Analysts see the Indonesian deal as positive for DBS in the longer term with the expansion into Southeast Asia's largest economy, but they expect changes in Danamon's focus and say it might take some time to pay off for both banks.
Gupta said the deal will slow down DBS's plan to achieve 12 percent return on equity at the group level.
"It is 4-5 percent dilutive in year one, it is a couple of percent dilutive in the second year and then accretive in the third year," he said.
DBS faces costs and challenges in integrating Danamon's 3,000 branches and outlets, but Gupta said he did not envision any cuts to its workforce of nearly 70,000 people.
"It's a growth acquisition," said Gupta, who has spent a large part of his career in India and Southeast Asia in consumer and corporate banking. "We just take them and add them on."
The Singapore bank also will not touch the names of Danamon units that handle microfinancing at 1,500 outlets and consumer finance at another 1,000.

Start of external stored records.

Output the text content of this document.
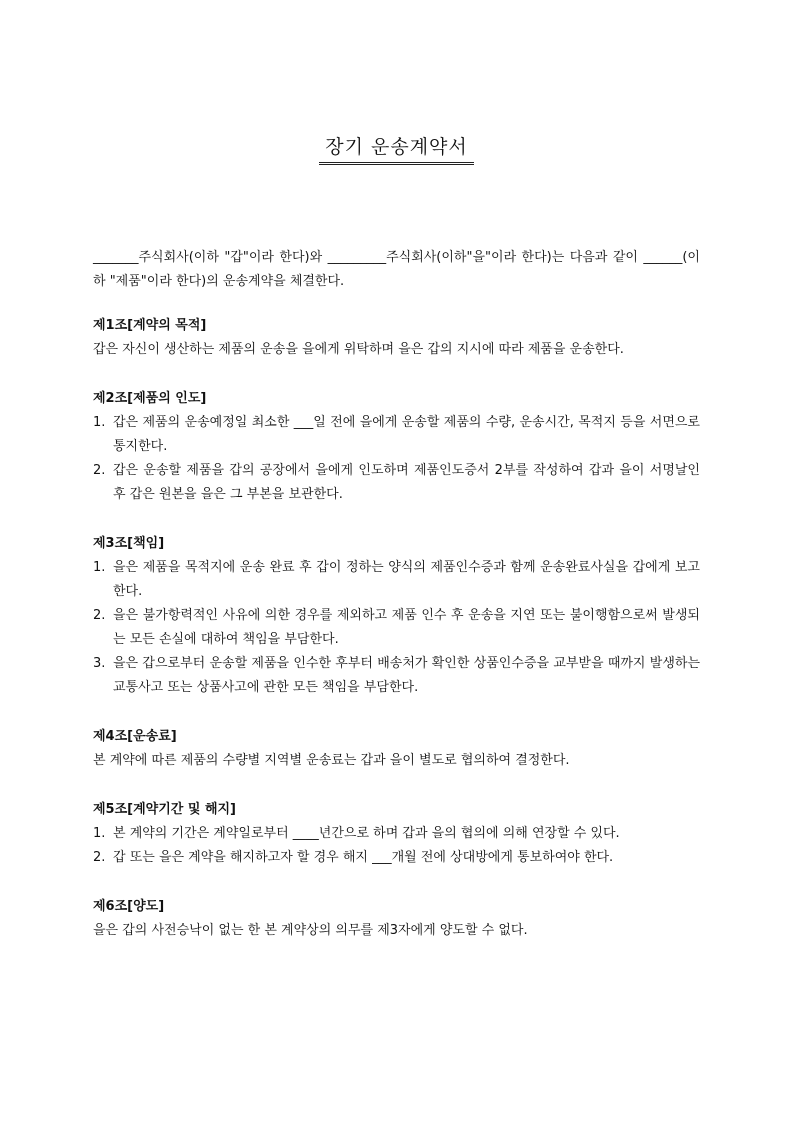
장기 운송계약서
_______주식회사(이하 "갑"이라 한다)와 _________주식회사(이하"을"이라 한다)는 다음과 같이 ______(이하 "제품"이라 한다)의 운송계약을 체결한다.
제1조[계약의 목적]
갑은 자신이 생산하는 제품의 운송을 을에게 위탁하며 을은 갑의 지시에 따라 제품을 운송한다.
제2조[제품의 인도]
1. 갑은 제품의 운송예정일 최소한 ___일 전에 을에게 운송할 제품의 수량, 운송시간, 목적지 등을 서면으로 통지한다.
2. 갑은 운송할 제품을 갑의 공장에서 을에게 인도하며 제품인도증서 2부를 작성하여 갑과 을이 서명날인 후 갑은 원본을 을은 그 부본을 보관한다.
제3조[책임]
1. 을은 제품을 목적지에 운송 완료 후 갑이 정하는 양식의 제품인수증과 함께 운송완료사실을 갑에게 보고한다.
2. 을은 불가항력적인 사유에 의한 경우를 제외하고 제품 인수 후 운송을 지연 또는 불이행함으로써 발생되는 모든 손실에 대하여 책임을 부담한다.
3. 을은 갑으로부터 운송할 제품을 인수한 후부터 배송처가 확인한 상품인수증을 교부받을 때까지 발생하는 교통사고 또는 상품사고에 관한 모든 책임을 부담한다.
제4조[운송료]
본 계약에 따른 제품의 수량별 지역별 운송료는 갑과 을이 별도로 협의하여 결정한다.
제5조[계약기간 및 해지]
1. 본 계약의 기간은 계약일로부터 ____년간으로 하며 갑과 을의 협의에 의해 연장할 수 있다.
2. 갑 또는 을은 계약을 해지하고자 할 경우 해지 ___개월 전에 상대방에게 통보하여야 한다.
제6조[양도]
을은 갑의 사전승낙이 없는 한 본 계약상의 의무를 제3자에게 양도할 수 없다.
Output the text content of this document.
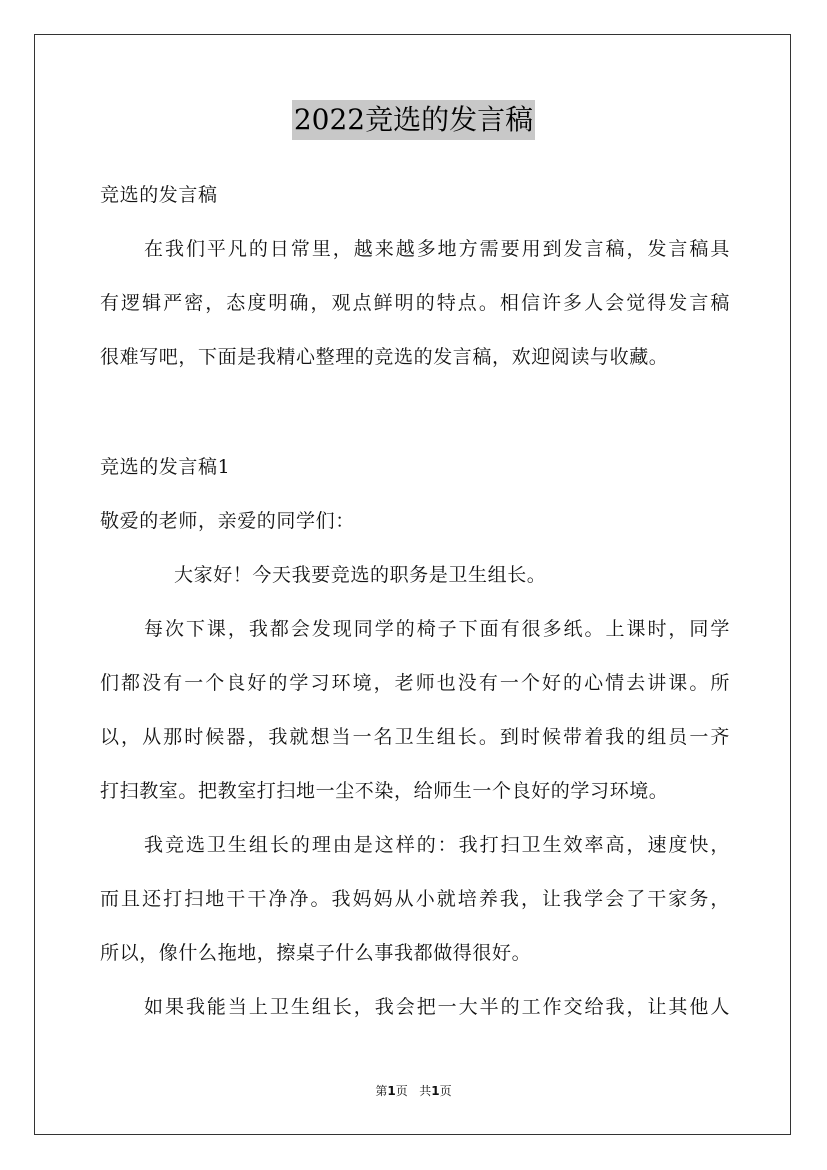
2022竞选的发言稿
竞选的发言稿
在我们平凡的日常里，越来越多地方需要用到发言稿，发言稿具
有逻辑严密，态度明确，观点鲜明的特点。相信许多人会觉得发言稿
很难写吧，下面是我精心整理的竞选的发言稿，欢迎阅读与收藏。
竞选的发言稿1
敬爱的老师，亲爱的同学们：
大家好！今天我要竞选的职务是卫生组长。
每次下课，我都会发现同学的椅子下面有很多纸。上课时，同学
们都没有一个良好的学习环境，老师也没有一个好的心情去讲课。所
以，从那时候器，我就想当一名卫生组长。到时候带着我的组员一齐
打扫教室。把教室打扫地一尘不染，给师生一个良好的学习环境。
我竞选卫生组长的理由是这样的：我打扫卫生效率高，速度快，
而且还打扫地干干净净。我妈妈从小就培养我，让我学会了干家务，
所以，像什么拖地，擦桌子什么事我都做得很好。
如果我能当上卫生组长，我会把一大半的工作交给我，让其他人
第1页 共1页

"I'm not wedded to a branding approach," he said. "For us to be successful in the scale we want to be, we must be seen to be a local player, we must be Indonesian-ised."
Hanging over the regional aspirations of DBS is the spectre of its foray into Hong Kong a decade ago. It overpaid for Dao Heng Bank to begin with and then went through a lengthy and costly integration that included two writedowns.
Earlier DBS said it plans to inject 2.3 billion yuan ($364 million) into its fast-growing China unit, investing in network expansion, staff hires and upgrading infrastructure and technology platforms. The wholly-owned China subsidiary was set up five years ago.
Gupta, noting DBS is a different bank than it was 10 years ago, said he began feeling confident in the third quarter of last year that it was time to do a deal. About six weeks ago, he said, DBS went to Temasek with the idea of the Danamon take-over.
Indonesia holds "immense" promise for DBS, he said, because of its large, growing economy and rapidly rising middle class. "It is one of the least penetrated banking markets in the world," Gupta said. "This can be a really significant game-changing opportunity for DBS.